Weirdly, though, print has retained power as a tool, especially when focused on the behavioral patterns of specific target audiences.
Exhibit A: pink slime, and how it exploits trust.
I first heard about pink slime in the context of processed meat. Pink slime is ground-up meat slush that is used as a filler in hamburger and other stuff. Pink slime is not actual meat—it’s a sort of byproduct that blends right in. It’s gross.
There is another kind of pink slime. It’s also gross, and it leverages established behavioral habits.

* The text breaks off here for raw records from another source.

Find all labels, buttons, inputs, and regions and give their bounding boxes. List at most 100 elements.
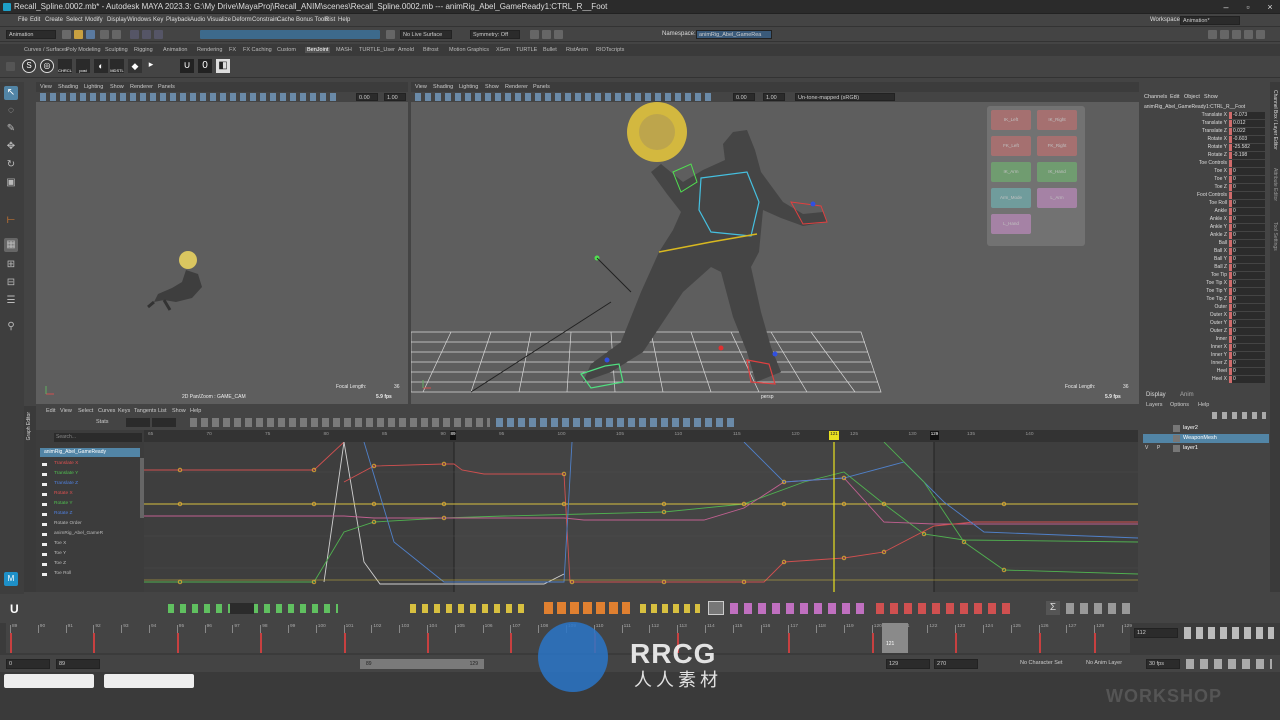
right-viewport[interactable]: IK_Left IK_Right FK_Left FK_Right IK_Arm IK_H… — [411, 102, 1139, 404]
layer-menu-help[interactable]: Help — [1198, 402, 1209, 408]
shelf-tab-turtle[interactable]: TURTLE — [516, 47, 537, 53]
channel-attr-row[interactable]: Toe Controls — [1142, 160, 1270, 168]
character-set-field[interactable]: No Character Set — [1018, 659, 1078, 669]
channel-attr-row[interactable]: Ankle Y0 — [1142, 224, 1270, 232]
channel-menu-edit[interactable]: Edit — [1170, 94, 1179, 100]
shelf-settings-icon[interactable] — [6, 62, 15, 71]
viewport-menu-lighting[interactable]: Lighting — [84, 84, 103, 90]
layout-channels-icon[interactable] — [1256, 30, 1265, 39]
shelf-tab-rendering[interactable]: Rendering — [197, 47, 222, 53]
channel-attr-value[interactable]: 0 — [1229, 168, 1265, 175]
shelf-tab-rigging[interactable]: Rigging — [134, 47, 153, 53]
channel-attr-value[interactable]: 0 — [1229, 232, 1265, 239]
picker-button-3[interactable]: FK_Left — [991, 136, 1031, 156]
playback-end-field[interactable]: 129 — [886, 659, 930, 669]
channel-attr-value[interactable] — [1229, 160, 1265, 167]
picker-button-1[interactable]: IK_Left — [991, 110, 1031, 130]
channel-attr-row[interactable]: Inner 0 — [1142, 336, 1270, 344]
channel-attr-value[interactable]: 0 — [1229, 304, 1265, 311]
channel-menu-object[interactable]: Object — [1184, 94, 1200, 100]
picker-button-2[interactable]: IK_Right — [1037, 110, 1077, 130]
graph-view-icons[interactable] — [496, 418, 736, 427]
channel-attr-value[interactable]: 0 — [1229, 264, 1265, 271]
channel-attr-row[interactable]: Ankle Z0 — [1142, 232, 1270, 240]
unreal-icon[interactable]: U — [10, 603, 22, 615]
ghosting-icons[interactable] — [876, 603, 1016, 614]
channel-attr-row[interactable]: Heel X0 — [1142, 376, 1270, 384]
shelf-tab-benjoint[interactable]: BenJoint — [305, 47, 331, 53]
layout-single-icon[interactable] — [1208, 30, 1217, 39]
menu-cache[interactable]: Cache — [277, 17, 294, 23]
channel-attr-row[interactable]: Foot Controls — [1142, 192, 1270, 200]
shelf-tab-riotscripts[interactable]: RIOTscripts — [596, 47, 624, 53]
graph-curves[interactable] — [144, 442, 1138, 592]
channel-attr-value[interactable]: 0 — [1229, 248, 1265, 255]
shelf-tab-fx-caching[interactable]: FX Caching — [243, 47, 272, 53]
graph-channel-item[interactable]: Toe X — [42, 540, 136, 549]
paint-select-icon[interactable]: ✎ — [4, 122, 18, 136]
channel-attr-value[interactable]: 0 — [1229, 320, 1265, 327]
channel-attr-row[interactable]: Toe Z0 — [1142, 184, 1270, 192]
right-vp-field-a[interactable]: 0.00 — [733, 93, 755, 101]
channel-attr-row[interactable]: Outer 0 — [1142, 304, 1270, 312]
channel-attr-row[interactable]: Rotate Z -0.198 — [1142, 152, 1270, 160]
shelf-tab-mash[interactable]: MASH — [336, 47, 352, 53]
picker-button-4[interactable]: FK_Right — [1037, 136, 1077, 156]
playback-start-field[interactable]: 89 — [56, 659, 100, 669]
channel-attr-row[interactable]: Heel 0 — [1142, 368, 1270, 376]
graph-menu-edit[interactable]: Edit — [46, 408, 55, 414]
channel-attr-value[interactable]: 0 — [1229, 376, 1265, 383]
lasso-tool-icon[interactable]: ◌ — [4, 104, 18, 118]
layout-panel-icon[interactable] — [1244, 30, 1253, 39]
channel-attr-row[interactable]: Toe Tip 0 — [1142, 272, 1270, 280]
graph-channel-item[interactable]: Translate Z — [42, 480, 136, 489]
channel-attr-value[interactable]: -0.073 — [1229, 112, 1265, 119]
shelf-tab-bifrost[interactable]: Bifrost — [423, 47, 439, 53]
layout-quad-icon[interactable] — [1232, 30, 1241, 39]
channel-attr-value[interactable]: 0 — [1229, 224, 1265, 231]
close-button[interactable]: × — [1260, 2, 1280, 12]
viewport-menu-shading[interactable]: Shading — [433, 84, 453, 90]
menu-create[interactable]: Create — [45, 17, 63, 23]
channel-attr-row[interactable]: Inner Y0 — [1142, 352, 1270, 360]
shelf-button-8[interactable]: ◧ — [216, 59, 230, 73]
last-tool-icon[interactable]: ⊢ — [4, 214, 18, 228]
maximize-button[interactable]: ▫ — [1238, 2, 1258, 12]
timeline-current-frame[interactable] — [882, 623, 908, 653]
rotate-tool-icon[interactable]: ↻ — [4, 158, 18, 172]
channel-attr-value[interactable]: 0 — [1229, 352, 1265, 359]
viewport-menu-view[interactable]: View — [415, 84, 427, 90]
graph-menu-view[interactable]: View — [60, 408, 72, 414]
shelf-tab-xgen[interactable]: XGen — [496, 47, 510, 53]
select-key-icon[interactable] — [708, 601, 724, 615]
range-start-marker[interactable]: 89 — [450, 431, 456, 440]
channel-attr-value[interactable]: 0 — [1229, 312, 1265, 319]
zoom-icon[interactable]: ⚲ — [4, 320, 18, 334]
channel-attr-row[interactable]: Outer Z0 — [1142, 328, 1270, 336]
shelf-tab-poly-modeling[interactable]: Poly Modeling — [66, 47, 101, 53]
open-scene-icon[interactable] — [74, 30, 83, 39]
viewport-menu-lighting[interactable]: Lighting — [459, 84, 478, 90]
select-tool-icon[interactable]: ↖ — [4, 86, 18, 100]
menu-select[interactable]: Select — [66, 17, 83, 23]
shelf-button-6[interactable]: ∪ — [180, 59, 194, 73]
channel-attr-value[interactable]: -25.582 — [1229, 144, 1265, 151]
graph-channel-item[interactable]: Toe Roll — [42, 570, 136, 579]
range-bar[interactable]: 89 129 — [360, 659, 484, 669]
menu-windows[interactable]: Windows — [127, 17, 151, 23]
right-vp-field-b[interactable]: 1.00 — [763, 93, 785, 101]
shelf-button-1[interactable]: S — [22, 59, 36, 73]
picker-button-5[interactable]: IK_Arm — [991, 162, 1031, 182]
viewport-menu-renderer[interactable]: Renderer — [130, 84, 153, 90]
graph-channel-item[interactable]: Rotate X — [42, 490, 136, 499]
channel-attr-value[interactable]: 0 — [1229, 216, 1265, 223]
channel-attr-row[interactable]: Ball Y0 — [1142, 256, 1270, 264]
menu-edit[interactable]: Edit — [30, 17, 40, 23]
graph-channel-item[interactable]: Translate Y — [42, 470, 136, 479]
curve-tangent-icons[interactable] — [544, 602, 630, 614]
menu-visualize[interactable]: Visualize — [207, 17, 231, 23]
vp-icons-left[interactable] — [40, 93, 340, 101]
menu-audio[interactable]: Audio — [190, 17, 205, 23]
left-viewport[interactable]: 2D Pan/Zoom : GAME_CAM Focal Length: 36 … — [36, 102, 408, 404]
character-tools-icons[interactable] — [730, 603, 870, 614]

Over a decade ago, a journalist named Ryan Smith applied the ‘pink slime’ term to media entities that masquerade as legit even though they ignore journalistic ethics and practices. These media publications also use ground-up meat—stuff that looks like news but usually isn’t—to fill in around the real deal in people’s minds. What’s crucial here is understanding the target audience’s existing media consumption behavior.

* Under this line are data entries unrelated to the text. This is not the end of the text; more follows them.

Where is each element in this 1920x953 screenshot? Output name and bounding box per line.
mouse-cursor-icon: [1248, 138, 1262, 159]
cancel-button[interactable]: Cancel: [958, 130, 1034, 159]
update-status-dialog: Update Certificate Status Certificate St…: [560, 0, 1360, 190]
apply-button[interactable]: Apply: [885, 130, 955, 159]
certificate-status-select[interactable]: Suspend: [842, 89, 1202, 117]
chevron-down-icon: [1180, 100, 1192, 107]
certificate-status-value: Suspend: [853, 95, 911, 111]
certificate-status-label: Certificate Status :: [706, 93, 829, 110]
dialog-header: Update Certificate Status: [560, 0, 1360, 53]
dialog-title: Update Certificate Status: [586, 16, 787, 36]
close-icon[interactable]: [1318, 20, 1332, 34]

Many pink slime entities are online—after all, it’s cheap to throw up a site. But print is the better strategy when you want to tap into established trust behaviors. (Real) journalist Miranda Green documents it in a longish Thread with pics of nearly identical local print pubs across the country, showing how design plays on familiar behavior.

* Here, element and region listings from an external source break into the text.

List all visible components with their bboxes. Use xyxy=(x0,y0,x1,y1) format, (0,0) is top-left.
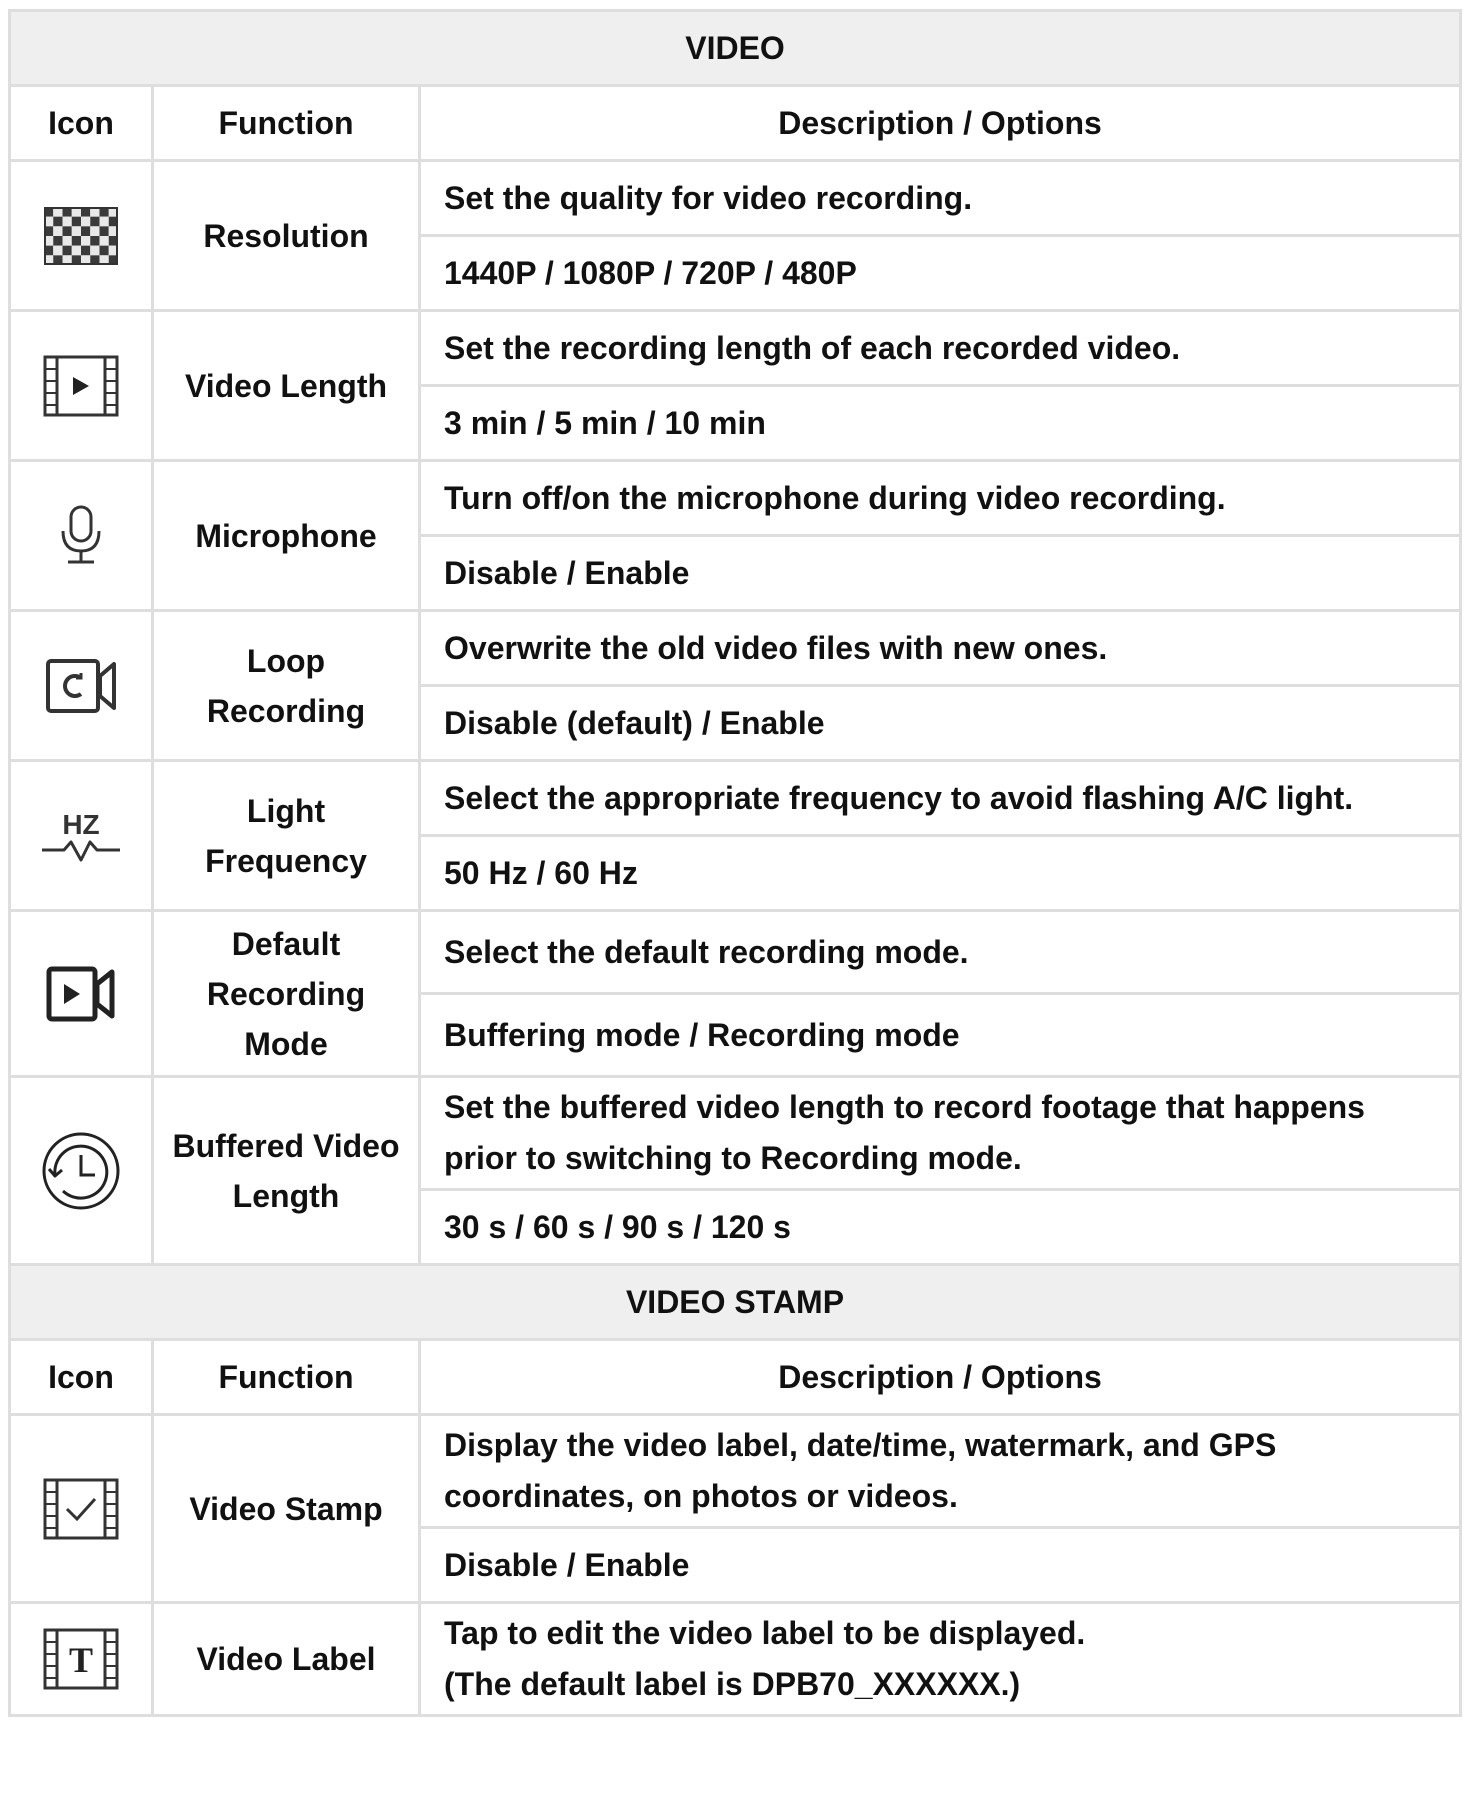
hz-frequency-icon: HZ xyxy=(40,806,122,866)
options-microphone: Disable / Enable xyxy=(417,534,1463,612)
settings-table: VIDEO Icon Function Description / Option… xyxy=(7,9,1463,1717)
description-loop-recording: Overwrite the old video files with new o… xyxy=(417,609,1463,687)
video-camera-play-icon xyxy=(46,966,116,1022)
function-video-stamp: Video Stamp xyxy=(151,1413,421,1604)
hz-label: HZ xyxy=(62,809,99,840)
column-header-icon: Icon xyxy=(8,1338,154,1416)
row-video-length[interactable]: Video Length Set the recording length of… xyxy=(8,309,1463,462)
options-video-length: 3 min / 5 min / 10 min xyxy=(417,384,1463,462)
icon-cell xyxy=(8,1075,154,1266)
row-light-frequency[interactable]: HZ Light Frequency Select the appropriat… xyxy=(8,759,1463,912)
function-buffered-video-length: Buffered Video Length xyxy=(151,1075,421,1266)
description-light-frequency: Select the appropriate frequency to avoi… xyxy=(417,759,1463,837)
film-play-icon xyxy=(43,355,119,417)
description-buffered-video-length: Set the buffered video length to record … xyxy=(417,1075,1463,1191)
row-video-label[interactable]: T Video Label Tap to edit the video labe… xyxy=(8,1601,1463,1717)
function-loop-recording: Loop Recording xyxy=(151,609,421,762)
options-video-stamp: Disable / Enable xyxy=(417,1526,1463,1604)
icon-cell xyxy=(8,1413,154,1604)
row-default-recording-mode[interactable]: Default Recording Mode Select the defaul… xyxy=(8,909,1463,1078)
icon-cell xyxy=(8,459,154,612)
t-glyph: T xyxy=(69,1640,93,1680)
row-loop-recording[interactable]: Loop Recording Overwrite the old video f… xyxy=(8,609,1463,762)
section-header-video-stamp: VIDEO STAMP xyxy=(7,1263,1463,1341)
column-header-icon: Icon xyxy=(8,84,154,162)
icon-cell: HZ xyxy=(8,759,154,912)
description-default-recording-mode: Select the default recording mode. xyxy=(417,909,1463,995)
options-resolution: 1440P / 1080P / 720P / 480P xyxy=(417,234,1463,312)
film-text-icon: T xyxy=(43,1628,119,1690)
column-header-row: Icon Function Description / Options xyxy=(8,84,1463,162)
film-check-icon xyxy=(43,1478,119,1540)
icon-cell xyxy=(8,609,154,762)
function-resolution: Resolution xyxy=(151,159,421,312)
options-loop-recording: Disable (default) / Enable xyxy=(417,684,1463,762)
loop-camera-icon xyxy=(45,658,117,714)
video-label-default-line: (The default label is DPB70_XXXXXX.) xyxy=(444,1666,1021,1702)
section-header-video: VIDEO xyxy=(7,9,1463,87)
column-header-description: Description / Options xyxy=(417,84,1463,162)
video-label-description-line: Tap to edit the video label to be displa… xyxy=(444,1615,1086,1651)
section-title: VIDEO STAMP xyxy=(7,1263,1463,1341)
microphone-icon xyxy=(55,505,107,567)
options-light-frequency: 50 Hz / 60 Hz xyxy=(417,834,1463,912)
row-buffered-video-length[interactable]: Buffered Video Length Set the buffered v… xyxy=(8,1075,1463,1266)
column-header-function: Function xyxy=(151,84,421,162)
column-header-function: Function xyxy=(151,1338,421,1416)
description-video-label: Tap to edit the video label to be displa… xyxy=(417,1601,1463,1717)
icon-cell xyxy=(8,159,154,312)
function-default-recording-mode: Default Recording Mode xyxy=(151,909,421,1078)
function-video-length: Video Length xyxy=(151,309,421,462)
history-clock-icon xyxy=(39,1129,123,1213)
options-default-recording-mode: Buffering mode / Recording mode xyxy=(417,992,1463,1078)
description-video-length: Set the recording length of each recorde… xyxy=(417,309,1463,387)
icon-cell xyxy=(8,309,154,462)
icon-cell xyxy=(8,909,154,1078)
function-light-frequency: Light Frequency xyxy=(151,759,421,912)
description-microphone: Turn off/on the microphone during video … xyxy=(417,459,1463,537)
section-title: VIDEO xyxy=(7,9,1463,87)
row-video-stamp[interactable]: Video Stamp Display the video label, dat… xyxy=(8,1413,1463,1604)
icon-cell: T xyxy=(8,1601,154,1717)
description-resolution: Set the quality for video recording. xyxy=(417,159,1463,237)
checkerboard-icon xyxy=(44,206,118,265)
row-resolution[interactable]: Resolution Set the quality for video rec… xyxy=(8,159,1463,312)
options-buffered-video-length: 30 s / 60 s / 90 s / 120 s xyxy=(417,1188,1463,1266)
function-video-label: Video Label xyxy=(151,1601,421,1717)
function-microphone: Microphone xyxy=(151,459,421,612)
column-header-row: Icon Function Description / Options xyxy=(8,1338,1463,1416)
column-header-description: Description / Options xyxy=(417,1338,1463,1416)
row-microphone[interactable]: Microphone Turn off/on the microphone du… xyxy=(8,459,1463,612)
description-video-stamp: Display the video label, date/time, wate… xyxy=(417,1413,1463,1529)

The strategy is clever and arguably diabolical, and it's all about understanding and exploiting behavior:
Identify an underserved customer: people who depended for decades on now-defunct local print media publications for news. Older, yes, and with a high propensity to vote. This is about identifying established information-seeking behavior.
Mimic the brand identities of traditional local print pubs through design. People always underestimate the importance of design; here it’s used to build trust. The target audiences grew up with trusted local newspapers as a primary source of information. This is leveraging ingrained trust behaviors.
Minimize cost by using AI and other automation to generate content. This is a cost-saving measure made possible by understanding the target audience’s information consumption habits and the type of content they consume.
Attract funding from wealthy political partisans. Thanks to #3, it doesn’t take much. This is about funding a strategy that preys on specific behavioral patterns—an easy sell to admirers of Cambridge Analytica.
For decades, people have classified the decline of local newspapers and other local print publications as the end of an era—and a terrible business. But what if you have a different goal, one that has nothing to do with a profitable bottom line but everything to do with influencing behavior?
In that case, the residual trust associated with once-credible local print publications is the perfect channel for partisan messaging, and it all comes down to understanding and manipulating established behavioral patterns.